What Is the Hills and Ridges Doctrine in a Slip and Fall Case?
Pennsylvania sees its fair share of ice and snow in the winter, creating hazardous conditions for people who are walking on icy sidewalks. The risk of injury from slipping and falling sharply increases in the winter months, and the costs of recovery and rehabilitation can be staggering. In fact, Pennsylvania reports that well over 77,000 people were injured in a fall in 2019, with a median hospital bill of $49,455.
In Pennsylvania, when a fall on snow or ice was caused by a property owner’s negligence in shoveling or de-icing their land, pursuing justice can unfortunately be as slippery as the surface that caused the fall.
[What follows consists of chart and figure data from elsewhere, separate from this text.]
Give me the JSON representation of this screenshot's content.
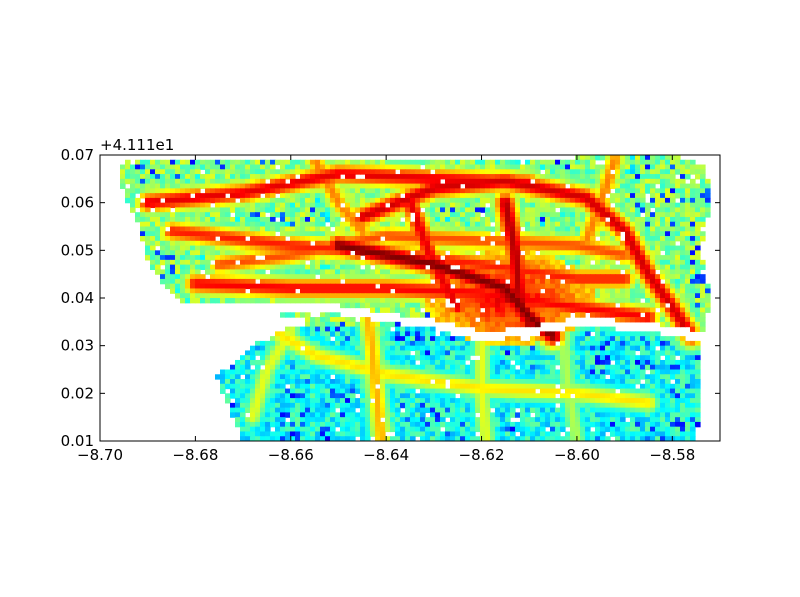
{
  "chart_data": {
    "type": "heatmap",
    "title": "",
    "xlabel": "",
    "ylabel": "",
    "y_offset_label": "+4.111e1",
    "xlim": [
      -8.7,
      -8.57
    ],
    "ylim": [
      0.01,
      0.07
    ],
    "xticks": [
      {
        "value": -8.7,
        "label": "−8.70"
      },
      {
        "value": -8.68,
        "label": "−8.68"
      },
      {
        "value": -8.66,
        "label": "−8.66"
      },
      {
        "value": -8.64,
        "label": "−8.64"
      },
      {
        "value": -8.62,
        "label": "−8.62"
      },
      {
        "value": -8.6,
        "label": "−8.60"
      },
      {
        "value": -8.58,
        "label": "−8.58"
      }
    ],
    "yticks": [
      {
        "value": 0.01,
        "label": "0.01"
      },
      {
        "value": 0.02,
        "label": "0.02"
      },
      {
        "value": 0.03,
        "label": "0.03"
      },
      {
        "value": 0.04,
        "label": "0.04"
      },
      {
        "value": 0.05,
        "label": "0.05"
      },
      {
        "value": 0.06,
        "label": "0.06"
      },
      {
        "value": 0.07,
        "label": "0.07"
      }
    ],
    "colormap": "jet",
    "grid": false,
    "legend": "none",
    "region_outline": [
      [
        -8.695,
        0.069
      ],
      [
        -8.675,
        0.069
      ],
      [
        -8.665,
        0.0695
      ],
      [
        -8.64,
        0.069
      ],
      [
        -8.62,
        0.0695
      ],
      [
        -8.6,
        0.0695
      ],
      [
        -8.58,
        0.07
      ],
      [
        -8.573,
        0.068
      ],
      [
        -8.572,
        0.06
      ],
      [
        -8.574,
        0.05
      ],
      [
        -8.572,
        0.04
      ],
      [
        -8.574,
        0.03
      ],
      [
        -8.574,
        0.02
      ],
      [
        -8.575,
        0.01
      ],
      [
        -8.67,
        0.01
      ],
      [
        -8.673,
        0.017
      ],
      [
        -8.676,
        0.024
      ],
      [
        -8.672,
        0.026
      ],
      [
        -8.668,
        0.03
      ],
      [
        -8.66,
        0.034
      ],
      [
        -8.655,
        0.035
      ],
      [
        -8.665,
        0.037
      ],
      [
        -8.682,
        0.038
      ],
      [
        -8.686,
        0.042
      ],
      [
        -8.69,
        0.048
      ],
      [
        -8.692,
        0.056
      ],
      [
        -8.696,
        0.064
      ]
    ],
    "river_line": [
      [
        -8.685,
        0.0385
      ],
      [
        -8.67,
        0.038
      ],
      [
        -8.65,
        0.0375
      ],
      [
        -8.63,
        0.0345
      ],
      [
        -8.62,
        0.032
      ],
      [
        -8.61,
        0.033
      ],
      [
        -8.6,
        0.035
      ],
      [
        -8.585,
        0.034
      ],
      [
        -8.574,
        0.032
      ]
    ],
    "roads": [
      {
        "intensity": 0.9,
        "path": [
          [
            -8.69,
            0.06
          ],
          [
            -8.67,
            0.062
          ],
          [
            -8.65,
            0.066
          ],
          [
            -8.63,
            0.065
          ],
          [
            -8.61,
            0.064
          ]
        ]
      },
      {
        "intensity": 0.92,
        "path": [
          [
            -8.645,
            0.057
          ],
          [
            -8.63,
            0.063
          ],
          [
            -8.615,
            0.0645
          ],
          [
            -8.598,
            0.061
          ],
          [
            -8.59,
            0.054
          ],
          [
            -8.585,
            0.045
          ],
          [
            -8.58,
            0.038
          ],
          [
            -8.576,
            0.032
          ]
        ]
      },
      {
        "intensity": 0.85,
        "path": [
          [
            -8.685,
            0.054
          ],
          [
            -8.66,
            0.051
          ],
          [
            -8.64,
            0.0495
          ],
          [
            -8.62,
            0.047
          ],
          [
            -8.6,
            0.044
          ],
          [
            -8.59,
            0.044
          ]
        ]
      },
      {
        "intensity": 0.88,
        "path": [
          [
            -8.68,
            0.043
          ],
          [
            -8.66,
            0.042
          ],
          [
            -8.64,
            0.042
          ],
          [
            -8.62,
            0.041
          ],
          [
            -8.6,
            0.038
          ],
          [
            -8.585,
            0.036
          ]
        ]
      },
      {
        "intensity": 1.0,
        "path": [
          [
            -8.65,
            0.051
          ],
          [
            -8.63,
            0.047
          ],
          [
            -8.615,
            0.042
          ],
          [
            -8.61,
            0.036
          ],
          [
            -8.605,
            0.032
          ]
        ]
      },
      {
        "intensity": 0.95,
        "path": [
          [
            -8.615,
            0.06
          ],
          [
            -8.613,
            0.05
          ],
          [
            -8.612,
            0.04
          ],
          [
            -8.61,
            0.034
          ]
        ]
      },
      {
        "intensity": 0.9,
        "path": [
          [
            -8.635,
            0.06
          ],
          [
            -8.63,
            0.047
          ],
          [
            -8.625,
            0.038
          ]
        ]
      },
      {
        "intensity": 0.8,
        "path": [
          [
            -8.675,
            0.047
          ],
          [
            -8.66,
            0.049
          ],
          [
            -8.65,
            0.051
          ],
          [
            -8.64,
            0.053
          ],
          [
            -8.62,
            0.052
          ],
          [
            -8.6,
            0.051
          ],
          [
            -8.59,
            0.049
          ]
        ]
      },
      {
        "intensity": 0.7,
        "path": [
          [
            -8.644,
            0.037
          ],
          [
            -8.643,
            0.03
          ],
          [
            -8.642,
            0.02
          ],
          [
            -8.641,
            0.01
          ]
        ]
      },
      {
        "intensity": 0.65,
        "path": [
          [
            -8.665,
            0.034
          ],
          [
            -8.655,
            0.028
          ],
          [
            -8.64,
            0.024
          ],
          [
            -8.62,
            0.021
          ],
          [
            -8.6,
            0.02
          ],
          [
            -8.585,
            0.018
          ]
        ]
      },
      {
        "intensity": 0.6,
        "path": [
          [
            -8.62,
            0.031
          ],
          [
            -8.62,
            0.02
          ],
          [
            -8.619,
            0.01
          ]
        ]
      },
      {
        "intensity": 0.55,
        "path": [
          [
            -8.603,
            0.033
          ],
          [
            -8.602,
            0.022
          ],
          [
            -8.6,
            0.01
          ]
        ]
      },
      {
        "intensity": 0.6,
        "path": [
          [
            -8.66,
            0.033
          ],
          [
            -8.665,
            0.025
          ],
          [
            -8.668,
            0.015
          ]
        ]
      },
      {
        "intensity": 0.75,
        "path": [
          [
            -8.655,
            0.069
          ],
          [
            -8.65,
            0.06
          ],
          [
            -8.645,
            0.054
          ]
        ]
      },
      {
        "intensity": 0.75,
        "path": [
          [
            -8.592,
            0.069
          ],
          [
            -8.595,
            0.06
          ],
          [
            -8.598,
            0.052
          ]
        ]
      }
    ]
  }
}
That’s because Pennsylvania has a law known as the “Hills and Ridges Doctrine”.
This article will provide an overview of how Hills and Ridges might apply to your particular case, but an experienced team of Pennsylvania slip and fall lawyers can tease out the complex issues that the Hills and Ridges Doctrine bring to a slip and fall case, and how that translates into just compensation for you or the injured party.
History of the Hills and Ridges Doctrine
The Pennsylvania Supreme Court laid out the Hills and Ridges Doctrine in the Rinaldi v. Levine, 176 A.2d 623 (Pa. 1962). The Court found that in order for a plaintiff to recover for a fall on ice or snow on a sidewalk, the plaintiff must first prove:
- The snow and ice had accumulated on the sidewalk in ridges or elevations of such size as to unreasonably obstruct travel, and thereby constituting a danger to pedestrians traveling there.
- The property owner had noticed the existence of the conditions.
- That the dangerous accumulation of snow and ice was what caused the plaintiff to fall.
What Does the Hills and Ridges Doctrine Mean in Practice?
The Hills and Ridges Doctrine means that the owner of the property is not always liable when there are generally slippery conditions, specifically protecting property owners in instances where the slippery surface has only been present for a short time.
Under this doctrine, the injured party must allege that there were dangerous conditions due to ridges or elevations of ice and snow, and that those hills or ridges were allowed to remain for an unreasonable length of time. This means that property owners aren’t responsible for falls that occur while snow is actively falling, as it is considered unreasonable for a property owner to keep their walkways clear during that time.
Exceptions to Hills and Ridges
The Hills and Ridges Doctrine only applies in cases of entirely natural accumulation. Proof of hills and ridges is also not required if the hazard is the result of a localized patch of ice, or if the icy condition was caused by the defendants neglect. These small exceptions can actually make a huge difference when examining a slip and fall case.
If a property owner has plowed or salted a property, then the accumulations were changed by the property owner and therefore the hills and ridges are not “entirely natural”. Snow that melts and then refreezes may also not technically be entirely natural. So if a property owner allows snow to melt and then neglects to clear the water before it refreezes, this can cause a slipping hazard that falls outside the hills and ridges doctrine.
How To Win a Slip and Fall Case Under the Hills and Ridges Doctrine
Collecting evidence is important in any slip and fall case, and especially in a case where the hills and ridges doctrine may come into play. Photos of the conditions that caused the fall, showing that the ice or snow formed ridges or ripples can help defeat this ruling. Likewise, proof of plowing or salting can help prove that the ice and snow was not in a natural state when the fall occurred.
Of course, the most important key to winning your slip and fall case is to hire an experienced team of lawyers to walk you through the process. Having a trustworthy team by your side will ensure that all of the legal complexities are covered, and that you will receive the compensation that you deserve!